Nonlinear photoacoustic effects, rarely seen in biomedical photoacoustic imaging of tissues, can manifest themselves strongly when plasmonic nanoparticles are used as imaging contrast agents. Specifically, nonlinear behavior of photoacoustic signal with modest laser fluences can occur when nanoparticles undergo cellular endocytosis and aggregation leading to thermal coupling and subsequent localized temperature enhancement. Our study demonstrated this effect using in vitro tissue models containing cells. While the photoacoustic signal amplitude was linearly proportional to the cell/nanoparticle concentration, the photoacoustic signal increased nonlinearly as the laser fluence increased. Our results, therefore, suggest that the nonlinear effects can be exploited in molecular/cellular photoacoustic imaging.

In vivo ultrasound and photoacoustic monitoring of mesenchymal stem cells labeled with gold nanotracers.
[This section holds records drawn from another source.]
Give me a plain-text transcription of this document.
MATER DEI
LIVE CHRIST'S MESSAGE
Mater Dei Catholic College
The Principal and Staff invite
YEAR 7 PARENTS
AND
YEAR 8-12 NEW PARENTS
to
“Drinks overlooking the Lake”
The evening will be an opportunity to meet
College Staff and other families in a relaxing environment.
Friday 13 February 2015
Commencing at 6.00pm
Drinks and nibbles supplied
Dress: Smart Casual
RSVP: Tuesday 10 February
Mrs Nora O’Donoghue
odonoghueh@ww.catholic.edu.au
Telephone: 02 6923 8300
Longitudinal monitoring of cells is required in order to understand the role of delivered stem cells in therapeutic neovascularization. However, there is not an imaging technique that is capable of quantitative, longitudinal assessment of stem cell behaviors with high spatial resolution and sufficient penetration depth. In this study, in vivo and in vitro experiments were performed to demonstrate the efficacy of ultrasound-guided photoacoustic (US/PA) imaging to monitor mesenchymal stem cells (MSCs) labeled with gold nanotracers (Au NTs). The Au NT labeled MSCs, injected intramuscularly in the lower limb of the Lewis rat, were detected and spatially resolved. Furthermore, our quantitative in vitro cell studies indicate that US/PA imaging is capable of high detection sensitivity (1×104 cells/mL) of the Au NT labeled MSCs. Finally, Au NT labeled MSCs captured in the PEGylated fibrin gel system were imaged in vivo, as well as in vitro, over a one week time period, suggesting that longitudinal cell tracking using US/PA imaging is possible. Overall, Au NT labeling of MSCs and US/PA imaging can be an alternative approach in stem cell imaging capable of noninvasive, sensitive, quantitative, longitudinal assessment of stem cell behaviors with high spatial and temporal resolutions at sufficient depths.

Function of mesenchymal stem cells following loading of gold nanotracers.
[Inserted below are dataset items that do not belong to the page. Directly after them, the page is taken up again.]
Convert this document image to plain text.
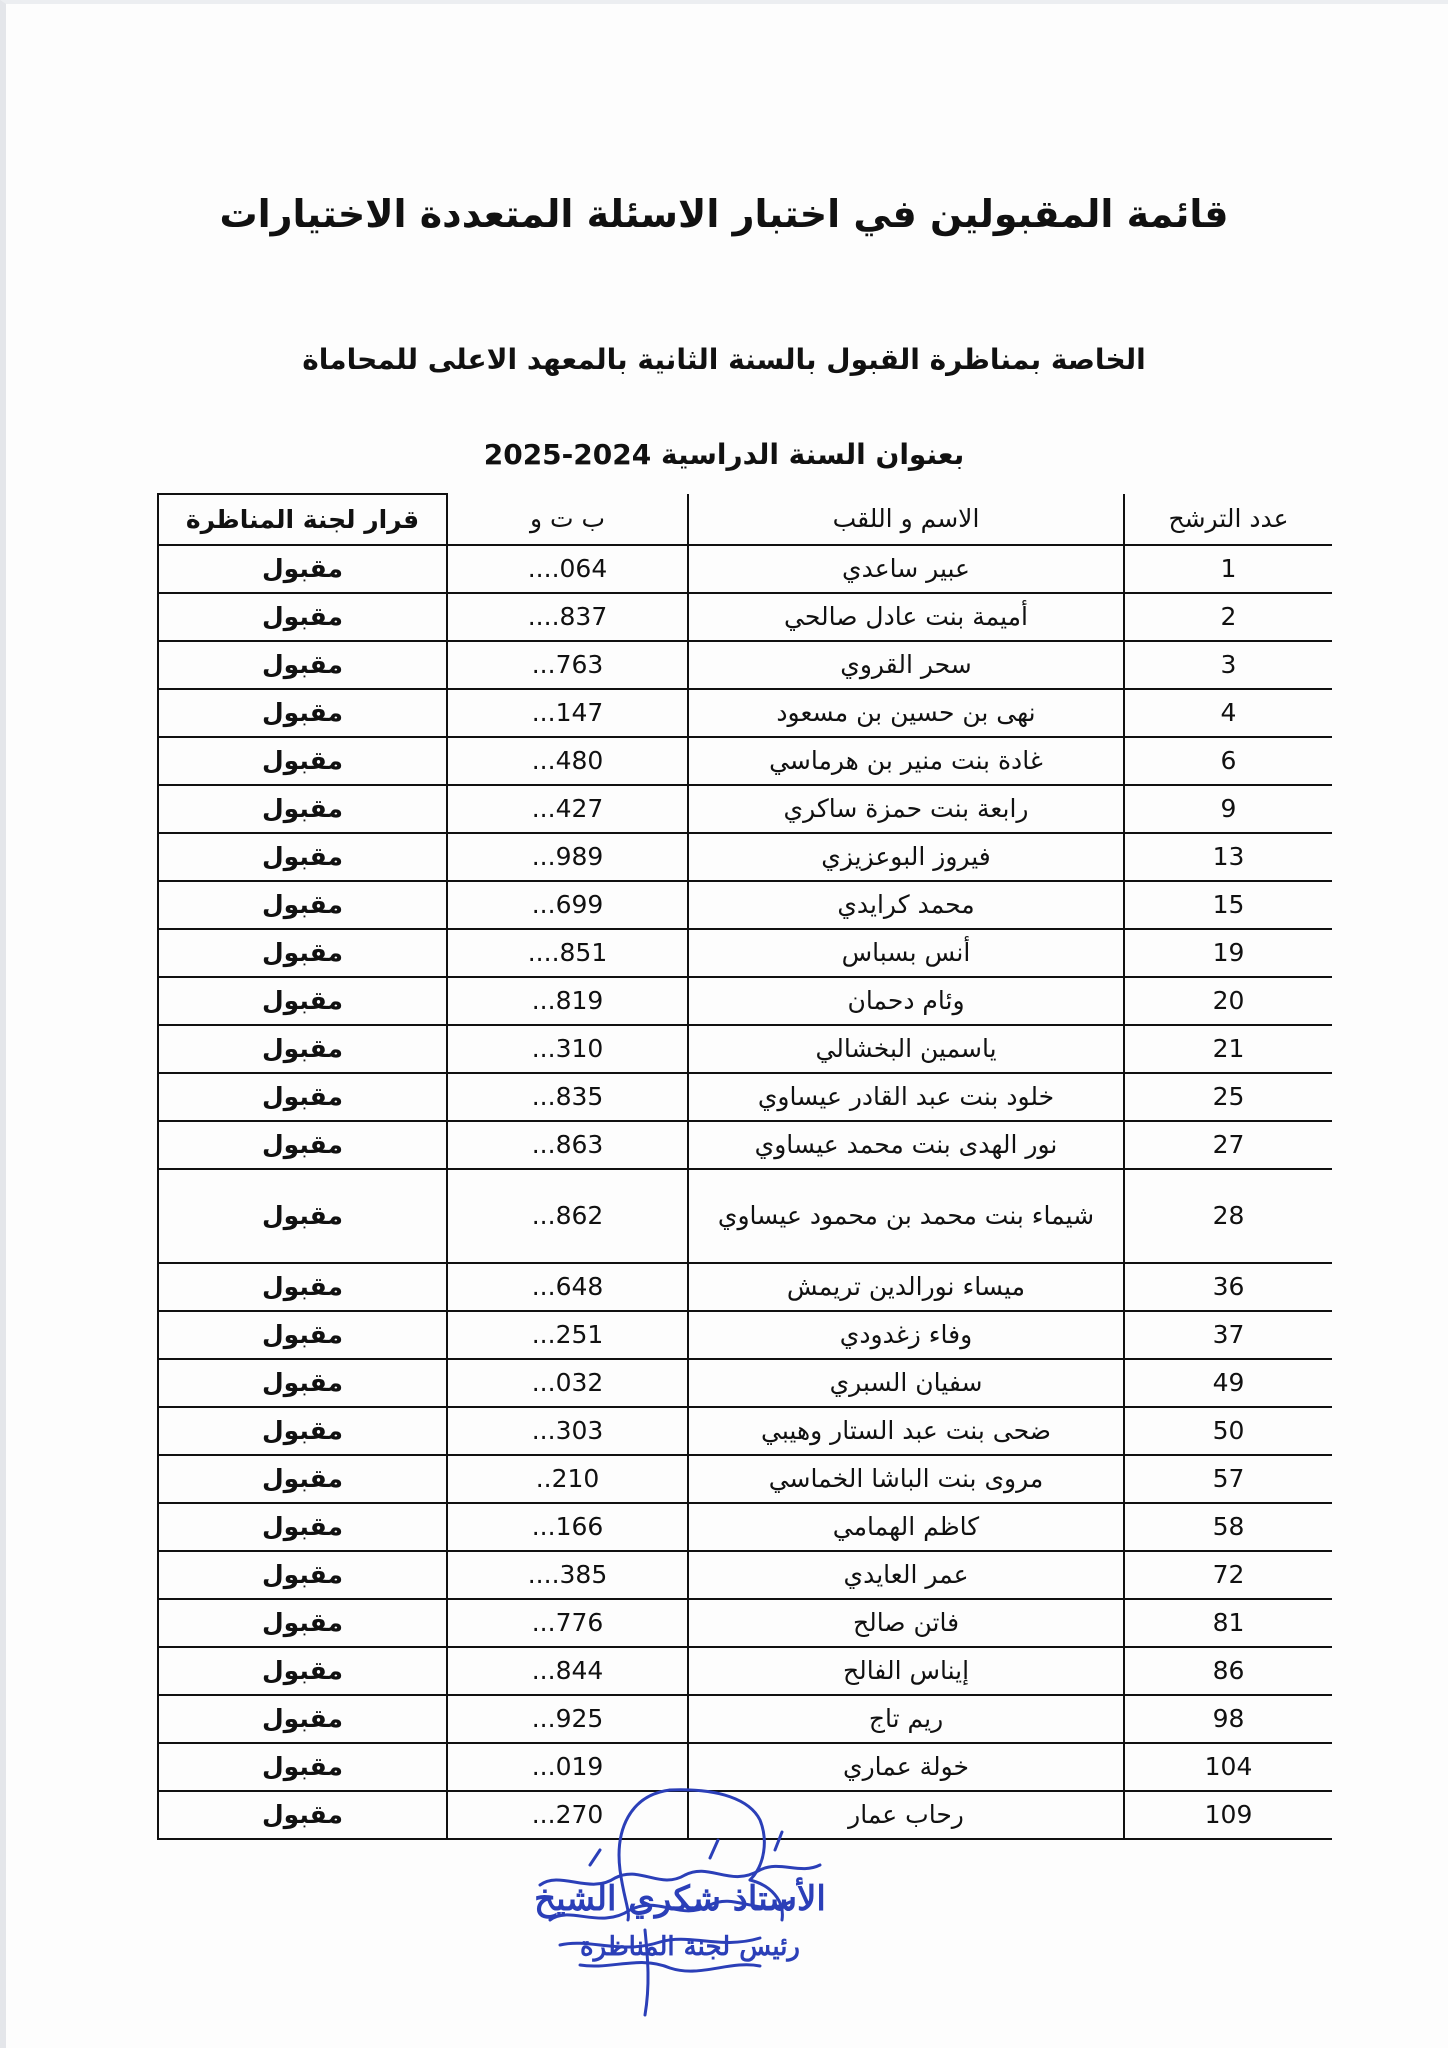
قائمة المقبولين في اختبار الاسئلة المتعددة الاختيارات
الخاصة بمناظرة القبول بالسنة الثانية بالمعهد الاعلى للمحاماة
بعنوان السنة الدراسية 2024-2025
عدد الترشح	الاسم و اللقب	ب ت و	قرار لجنة المناظرة
1	عبير ساعدي	064....	مقبول
2	أميمة بنت عادل صالحي	837....	مقبول
3	سحر القروي	763...	مقبول
4	نهى بن حسين بن مسعود	147...	مقبول
6	غادة بنت منير بن هرماسي	480...	مقبول
9	رابعة بنت حمزة ساكري	427...	مقبول
13	فيروز البوعزيزي	989...	مقبول
15	محمد كرايدي	699...	مقبول
19	أنس بسباس	851....	مقبول
20	وئام دحمان	819...	مقبول
21	ياسمين البخشالي	310...	مقبول
25	خلود بنت عبد القادر عيساوي	835...	مقبول
27	نور الهدى بنت محمد عيساوي	863...	مقبول
28	شيماء بنت محمد بن محمود عيساوي	862...	مقبول
36	ميساء نورالدين تريمش	648...	مقبول
37	وفاء زغدودي	251...	مقبول
49	سفيان السبري	032...	مقبول
50	ضحى بنت عبد الستار وهيبي	303...	مقبول
57	مروى بنت الباشا الخماسي	210..	مقبول
58	كاظم الهمامي	166...	مقبول
72	عمر العايدي	385....	مقبول
81	فاتن صالح	776...	مقبول
86	إيناس الفالح	844...	مقبول
98	ريم تاج	925...	مقبول
104	خولة عماري	019...	مقبول
109	رحاب عمار	270...	مقبول
الأستاذ شكري الشيخ
رئيس لجنة المناظرة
BACKGROUND: Stem cells can differentiate into multiple cell types, and therefore can be used for cellular therapies, including tissue repair. However, the participation of stem cells in tissue repair and neovascularization is not well understood. Therefore, implementing a noninvasive, long-term imaging technique to track stem cells in vivo is needed to obtain a better understanding of the wound healing response. Generally, we are interested in developing an imaging approach to track mesenchymal stem cells (MSCs) in vivo after delivery via a polyethylene glycol modified fibrin matrix (PEGylated fibrin matrix) using MSCs loaded with gold nanoparticles as nanotracers. The objective of the current study was to assess the effects of loading MSCs with gold nanoparticles on cellular function. METHODS: In this study, we utilized various gold nanoparticle formulations by varying size and surface coatings and assessed the efficiency of cell labeling using darkfield microscopy. We hypothesized that loading cells with gold nanotracers would not significantly alter cell function due to the inert and biocompatible characteristics of gold. The effect of nanoparticle loading on cell viability and cytotoxicity was analyzed using a LIVE/DEAD stain and an MTT assay. The ability of MSCs to differentiate into adipocytes and osteocytes after nanoparticle loading was also examined. In addition, nanoparticle loading and retention over time was assessed using inductively coupled plasma mass spectrometry (ICP-MS). CONCLUSION: Our results demonstrate that loading MSCs with gold nanotracers does not alter cell function and, based on the ICP-MS results, long-term imaging and tracking of MSCs is feasible. These findings strengthen the possibility of imaging MSCs in vivo, such as with optical or photoacoustic imaging, to understand better the participation and role of MSCs in neovascularization.